Bisnis / Keuangan
Jum'at, 10 Juli 2026 | 09:12 WIB
Head of Sustainability & Digital Lending Bank Jago, Andy Djiwandono di Jakarta, Jumat (10/7/2026). [Suara.com/Rina A]
Baca 10 detik
  • Bank Jago meluncurkan fitur Rapor Kredit untuk memfasilitasi nasabah memantau riwayat pinjaman melalui data SLIK OJK secara praktis.
  • Inovasi ini bertujuan meningkatkan literasi keuangan agar nasabah mampu mengambil keputusan pembiayaan secara bijak dan bertanggung jawab.
  • Nasabah dapat mengakses status kredit serta tips edukasi kesehatan finansial langsung melalui aplikasi Jago untuk pengelolaan utang.

Suara.com - Bank Jago menghadirkan fitur Rapor Kredit sebagai inovasi untuk membantu nasabah memahami kondisi kesehatan finansial terkait pinjaman atau kredit.

Fitur terbaru di aplikasi Bank Jago ini memungkinkan debitur mengakses informasi riwayat kredit yang bersumber dari Sistem Layanan Informasi Keuangan (SLIK) Otoritas Jasa Keuangan (OJK) secara mudah, transparan, dan praktis.

Kehadiran Rapor Kredit Bank Jago, SLIK OJK, dan kesehatan kredit diharapkan mendorong masyarakat mengambil keputusan pembiayaan secara lebih bijak dan bertanggung jawab.

Peluncuran fitur Rapor Kredit Bank Jago merupakan bagian dari komitmen perusahaan dalam menerapkan konsep responsible lending atau pembiayaan yang bertanggung jawab.

Melalui layanan ini, nasabah dapat mengetahui status kredit, memahami kapasitas keuangan, serta memperoleh informasi yang lebih lengkap sebelum mengajukan pinjaman.

Inovasi ini juga menjadi upaya Bank Jago untuk meningkatkan literasi keuangan, memperkuat inklusi keuangan, dan mendorong penggunaan SLIK OJK secara lebih luas.

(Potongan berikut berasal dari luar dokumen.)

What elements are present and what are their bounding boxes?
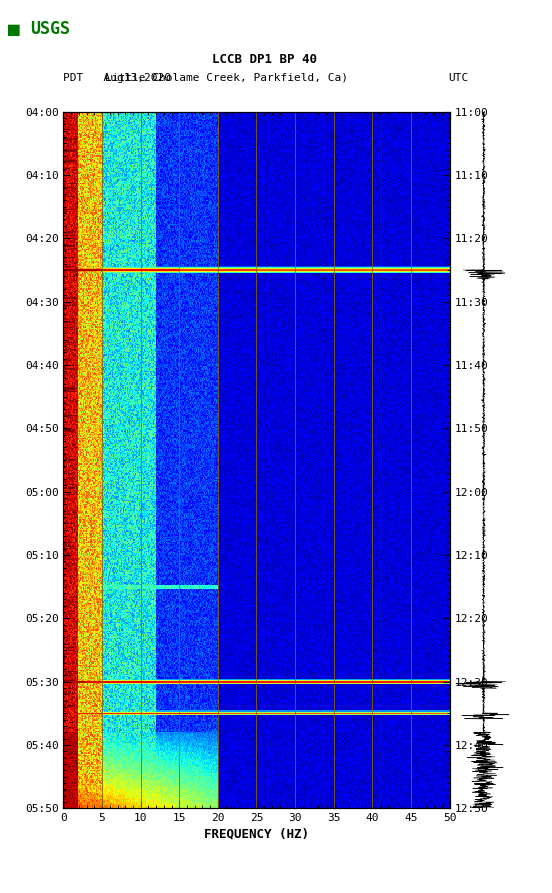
Text: UTC: UTC [448,72,468,83]
Text: Little Cholame Creek, Parkfield, Ca): Little Cholame Creek, Parkfield, Ca) [105,72,348,83]
Text: LCCB DP1 BP 40: LCCB DP1 BP 40 [213,54,317,66]
Text: ■: ■ [8,20,20,38]
Text: USGS: USGS [30,20,70,38]
Text: PDT   Aug13,2020: PDT Aug13,2020 [63,72,172,83]
X-axis label: FREQUENCY (HZ): FREQUENCY (HZ) [204,827,309,840]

Head of Sustainability & Digital Lending Bank Jago, Andy Djiwandono, mengatakan kemudahan memperoleh pembiayaan harus diiringi dengan pemahaman yang memadai mengenai kondisi keuangan pribadi.

"Akses pembiayaan yang mudah perlu diimbangi dengan pemahaman yang baik mengenai kondisi finansial pribadi. Melalui Rapor Kredit, kami berharap debitur mengambil pinjaman dengan lebih bijak, terukur sesuai kemampuan finansialnya," ujar Andy di Jakarta, Jumat (10/7/2026).

Berdasarkan Survei Nasional Literasi dan Inklusi Keuangan (SNLIK) 2025 yang dirilis Otoritas Jasa Keuangan, tingkat literasi keuangan nasional pada sektor pembiayaan perbankan mencapai 65,5 persen.

Baca Juga: 8 Bank Resmi Merger, OJK Ungkap Alasannya

Sementara itu, tingkat literasi pada lembaga pembiayaan nonbank mencapai 44,7 persen, fintech lending 24,9 persen, dan lembaga keuangan mikro 9,8 persen.

Di tengah semakin mudahnya akses masyarakat terhadap berbagai produk pembiayaan, kemampuan memahami kredit dan mengelola utang dinilai menjadi aspek penting.

Kondisi tersebut mendorong Bank Jago menghadirkan Rapor Kredit agar nasabah memiliki gambaran yang lebih jelas mengenai kondisi kreditnya sebelum mengambil keputusan keuangan.

Melalui fitur ini, debitur dapat mengakses riwayat kredit yang berasal dari SLIK OJK langsung melalui Aplikasi Jago. Selain mengetahui status kredit, pengguna juga memperoleh informasi yang membantu memahami kondisi kesehatan kredit secara menyeluruh.

Bank Jago turut melengkapi layanan tersebut dengan fitur Credit Health Tips yang berisi artikel edukasi serta rekomendasi yang dipersonalisasi berdasarkan kondisi kesehatan kredit masing-masing debitur.

"Bagi nasabah dengan kesehatan kredit yang baik, fitur ini memberikan panduan untuk mempertahankan kesehatan kreditnya. Bagi nasabah yang masih memiliki ruang untuk memperbaiki kesehatan kreditnya, tersedia tips dan langkah-langkah yang dapat dilakukan untuk meningkatkan kualitas kredit secara bertahap," tutur Andy.